Chewy, nutty Pecan Pie Blondies are the perfect Fall treat!
Ingredients
For the Blondies:
1 cup light brown sugar, packed
½ cup unsalted butter, melted
1 large egg
1 teaspoon vanilla extract
¼ teaspoon kosher salt
1 cup all-purpose flour
For the Pecan Pie layer:
½ cup light brown sugar, packed
¼ cup light corn syrup
¼ cup heavy whipping cream
¼ cup unsalted butter
½ teaspoon kosher salt
1 teaspoon almond extract
1 cup pecans, chopped
½ cup milk chocolate morsels, melted
Instructions
Preheat oven to 350°F. Line a 9-inch square baking dish with parchment paper. Set aside.
For the blondies layer: in a large mixing bowl combine the brown sugar with the melted butter. Add in egg, vanilla and salt. Mix until blended. Add in flour, stirring just until combined.
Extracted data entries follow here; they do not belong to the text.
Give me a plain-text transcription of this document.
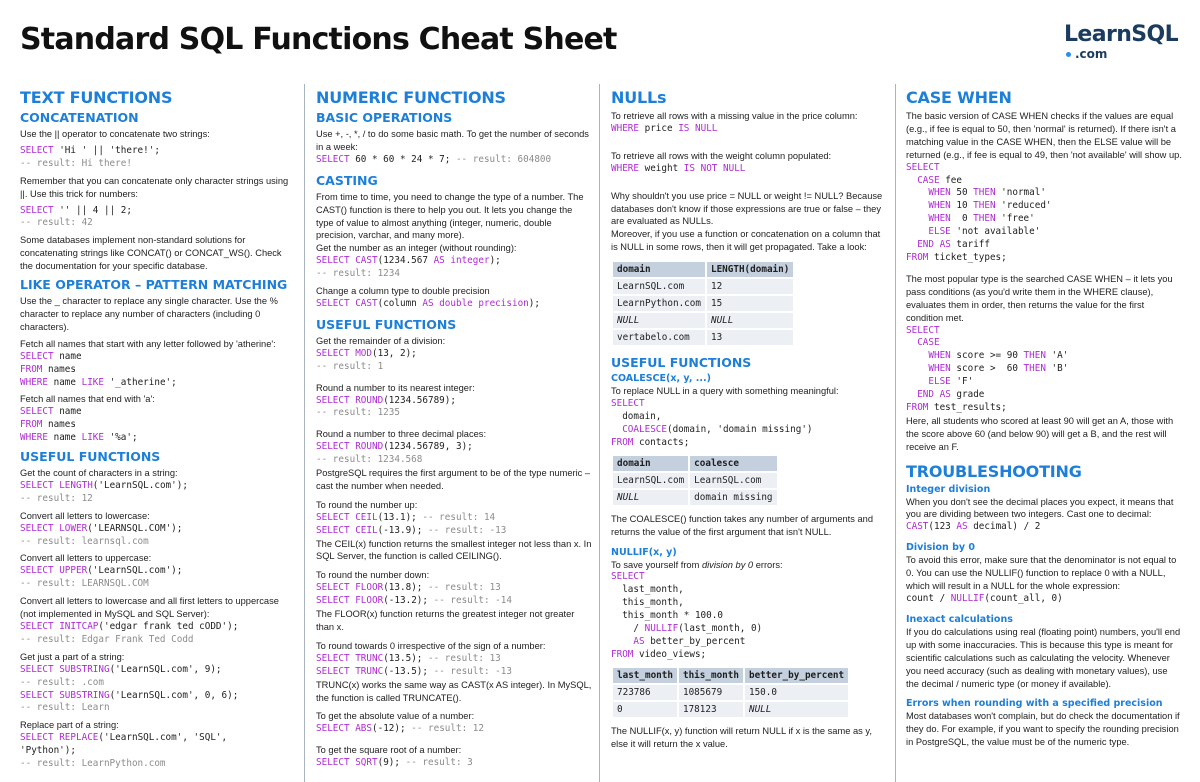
Standard SQL Functions Cheat Sheet	LearnSQL
.com
TEXT FUNCTIONS
CONCATENATION
Use the || operator to concatenate two strings:
SELECT 'Hi ' || 'there!';
-- result: Hi there!
Remember that you can concatenate only character strings using ||. Use this trick for numbers:
SELECT '' || 4 || 2;
-- result: 42
Some databases implement non-standard solutions for concatenating strings like CONCAT() or CONCAT_WS(). Check the documentation for your specific database.
LIKE OPERATOR – PATTERN MATCHING
Use the _ character to replace any single character. Use the % character to replace any number of characters (including 0 characters).
Fetch all names that start with any letter followed by 'atherine':
SELECT name
FROM names
WHERE name LIKE '_atherine';
Fetch all names that end with 'a':
SELECT name
FROM names
WHERE name LIKE '%a';
USEFUL FUNCTIONS
Get the count of characters in a string:
SELECT LENGTH('LearnSQL.com');
-- result: 12
Convert all letters to lowercase:
SELECT LOWER('LEARNSQL.COM');
-- result: learnsql.com
Convert all letters to uppercase:
SELECT UPPER('LearnSQL.com');
-- result: LEARNSQL.COM
Convert all letters to lowercase and all first letters to uppercase (not implemented in MySQL and SQL Server):
SELECT INITCAP('edgar frank ted cODD');
-- result: Edgar Frank Ted Codd
Get just a part of a string:
SELECT SUBSTRING('LearnSQL.com', 9);
-- result: .com
SELECT SUBSTRING('LearnSQL.com', 0, 6);
-- result: Learn
Replace part of a string:
SELECT REPLACE('LearnSQL.com', 'SQL',
'Python');
-- result: LearnPython.com
NUMERIC FUNCTIONS
BASIC OPERATIONS
Use +, -, *, / to do some basic math. To get the number of seconds in a week:
SELECT 60 * 60 * 24 * 7; -- result: 604800
CASTING
From time to time, you need to change the type of a number. The CAST() function is there to help you out. It lets you change the type of value to almost anything (integer, numeric, double precision, varchar, and many more).
Get the number as an integer (without rounding):
SELECT CAST(1234.567 AS integer);
-- result: 1234
Change a column type to double precision
SELECT CAST(column AS double precision);
USEFUL FUNCTIONS
Get the remainder of a division:
SELECT MOD(13, 2);
-- result: 1
Round a number to its nearest integer:
SELECT ROUND(1234.56789);
-- result: 1235
Round a number to three decimal places:
SELECT ROUND(1234.56789, 3);
-- result: 1234.568
PostgreSQL requires the first argument to be of the type numeric – cast the number when needed.
To round the number up:
SELECT CEIL(13.1); -- result: 14
SELECT CEIL(-13.9); -- result: -13
The CEIL(x) function returns the smallest integer not less than x. In SQL Server, the function is called CEILING().
To round the number down:
SELECT FLOOR(13.8); -- result: 13
SELECT FLOOR(-13.2); -- result: -14
The FLOOR(x) function returns the greatest integer not greater than x.
To round towards 0 irrespective of the sign of a number:
SELECT TRUNC(13.5); -- result: 13
SELECT TRUNC(-13.5); -- result: -13
TRUNC(x) works the same way as CAST(x AS integer). In MySQL, the function is called TRUNCATE().
To get the absolute value of a number:
SELECT ABS(-12); -- result: 12
To get the square root of a number:
SELECT SQRT(9); -- result: 3
NULLs
To retrieve all rows with a missing value in the price column:
WHERE price IS NULL
To retrieve all rows with the weight column populated:
WHERE weight IS NOT NULL
Why shouldn't you use price = NULL or weight != NULL? Because databases don't know if those expressions are true or false – they are evaluated as NULLs.
Moreover, if you use a function or concatenation on a column that is NULL in some rows, then it will get propagated. Take a look:
domain	LENGTH(domain)
LearnSQL.com	12
LearnPython.com	15
NULL	NULL
vertabelo.com	13
USEFUL FUNCTIONS
COALESCE(x, y, ...)
To replace NULL in a query with something meaningful:
SELECT
domain,
COALESCE(domain, 'domain missing')
FROM contacts;
domain	coalesce
LearnSQL.com	LearnSQL.com
NULL	domain missing
The COALESCE() function takes any number of arguments and returns the value of the first argument that isn't NULL.
NULLIF(x, y)
To save yourself from division by 0 errors:
SELECT
last_month,
this_month,
this_month * 100.0
/ NULLIF(last_month, 0)
AS better_by_percent
FROM video_views;
last_month	this_month	better_by_percent
723786	1085679	150.0
0	178123	NULL
The NULLIF(x, y) function will return NULL if x is the same as y, else it will return the x value.
CASE WHEN
The basic version of CASE WHEN checks if the values are equal (e.g., if fee is equal to 50, then 'normal' is returned). If there isn't a matching value in the CASE WHEN, then the ELSE value will be returned (e.g., if fee is equal to 49, then 'not available' will show up.
SELECT
CASE fee
WHEN 50 THEN 'normal'
WHEN 10 THEN 'reduced'
WHEN  0 THEN 'free'
ELSE 'not available'
END AS tariff
FROM ticket_types;
The most popular type is the searched CASE WHEN – it lets you pass conditions (as you'd write them in the WHERE clause), evaluates them in order, then returns the value for the first condition met.
SELECT
CASE
WHEN score >= 90 THEN 'A'
WHEN score >  60 THEN 'B'
ELSE 'F'
END AS grade
FROM test_results;
Here, all students who scored at least 90 will get an A, those with the score above 60 (and below 90) will get a B, and the rest will receive an F.
TROUBLESHOOTING
Integer division
When you don't see the decimal places you expect, it means that you are dividing between two integers. Cast one to decimal:
CAST(123 AS decimal) / 2
Division by 0
To avoid this error, make sure that the denominator is not equal to 0. You can use the NULLIF() function to replace 0 with a NULL, which will result in a NULL for the whole expression:
count / NULLIF(count_all, 0)
Inexact calculations
If you do calculations using real (floating point) numbers, you'll end up with some inaccuracies. This is because this type is meant for scientific calculations such as calculating the velocity. Whenever you need accuracy (such as dealing with monetary values), use the decimal / numeric type (or money if available).
Errors when rounding with a specified precision
Most databases won't complain, but do check the documentation if they do. For example, if you want to specify the rounding precision in PostgreSQL, the value must be of the numeric type.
Pour batter into prepared baking dish. Set aside.
For the pecan pie layer: In a small saucepan over medium high heat, combine the brown sugar, Karo corn syrup, heavy cream, butter and salt. Bring to a boil, stirring continuously, boil for 1 full minute. Remove from heat and add the almond extract and chopped pecans.
Pour over batter in dish. Bake for 30 minutes. Remove and cool completely. Drizzle with melted chocolate.
For best slicing, refrigerate for an hour first. Store in airtight container at room temperature for up to 3 days. ENJOY.